Eu égard à votre expérience, pensez-vous que les droits à dire, et surtout à être entendu, sont inégalement distribués ?
Bien sûr, à commencer par la temporalité. On ne s’intéresse aux SDF dans les médias que pendant la trêve hivernale : il faut cesser cette politique de la température. Il faut également sortir du cliché de l’archétype du SDF sale, alcoolique et complètement dérangé – je rappelle que de plus en plus de travailleurs précaires, des messieurs tout le monde en somme, sont contraints de dormir dans leur bagnole faute de pouvoir bénéficier d’un logement. Il faut aussi donner la parole aux SDF en prenant en compte leur diversité. Si moi j’ai pu bénéficier d’un temps de parole à la télévision, c’est aussi sans doute parce que je suis français, blond aux yeux bleus et que je ne m’exprime pas trop mal, je suis donc un bon client pour la télé comme cela se dit. Il faut sortir de cette logique. Et surtout, ne jamais cesser de répéter que le logement devrait et doit être une priorité pour n’importe quel gouvernement, car on ne peut pas se construire en tant qu’individu si on n’a pas un toit, c’est un confort indispensable et même un droit vital.
Après une longue période de chômage, vous retrouvez du boulot, au sein d’une PME, nommée MSS. A ce moment-là, dans quel état d’esprit êtes-vous ?
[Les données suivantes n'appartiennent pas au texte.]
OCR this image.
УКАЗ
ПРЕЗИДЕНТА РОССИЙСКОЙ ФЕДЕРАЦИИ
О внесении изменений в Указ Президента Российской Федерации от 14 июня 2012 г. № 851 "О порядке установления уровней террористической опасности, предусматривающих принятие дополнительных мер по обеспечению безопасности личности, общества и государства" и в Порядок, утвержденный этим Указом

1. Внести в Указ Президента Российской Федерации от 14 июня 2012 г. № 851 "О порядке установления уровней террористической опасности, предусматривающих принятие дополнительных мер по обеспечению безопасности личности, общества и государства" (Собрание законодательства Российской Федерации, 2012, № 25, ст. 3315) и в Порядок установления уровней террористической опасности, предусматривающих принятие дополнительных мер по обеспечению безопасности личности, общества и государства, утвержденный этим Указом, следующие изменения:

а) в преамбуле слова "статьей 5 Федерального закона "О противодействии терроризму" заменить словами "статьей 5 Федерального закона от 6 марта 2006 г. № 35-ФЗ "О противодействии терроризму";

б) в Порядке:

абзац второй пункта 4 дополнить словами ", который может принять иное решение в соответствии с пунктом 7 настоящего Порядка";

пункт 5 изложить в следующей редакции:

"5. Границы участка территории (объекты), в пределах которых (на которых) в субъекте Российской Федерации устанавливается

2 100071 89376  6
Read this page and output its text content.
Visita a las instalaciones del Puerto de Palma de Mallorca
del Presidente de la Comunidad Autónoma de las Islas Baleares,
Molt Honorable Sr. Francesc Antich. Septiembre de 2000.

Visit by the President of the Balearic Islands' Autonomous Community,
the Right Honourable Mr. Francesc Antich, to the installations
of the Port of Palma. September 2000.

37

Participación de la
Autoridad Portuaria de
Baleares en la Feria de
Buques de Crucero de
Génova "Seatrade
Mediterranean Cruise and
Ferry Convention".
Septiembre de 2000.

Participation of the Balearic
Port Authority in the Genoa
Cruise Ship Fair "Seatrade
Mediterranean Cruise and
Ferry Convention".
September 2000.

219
Clairement, je suis remonté comme une horloge. Pour moi, on me donne une seconde chance, que je suis prêt à saisir peu importe le prix à payer. Tout simplement parce que je savais qu’avec un travail, s’offrirait à moi un horizon moins sombre : j’allais pouvoir postuler pour bénéficier d’un logement, et surtout, je retrouvais une fonction dans la société. Car sans travail, on est complètement marginalisé : la première chose qu’on demande à quelqu’un quand on le rencontre c’est « que fais-tu dans la vie ?» Et quand tu réponds que tu n’as pas de travail et que tu es sans domicile fixe, que ton compte bancaire c’est un livret A (rire), les gens s’écartent et te regardent comme une personne atteinte d’une maladie grave.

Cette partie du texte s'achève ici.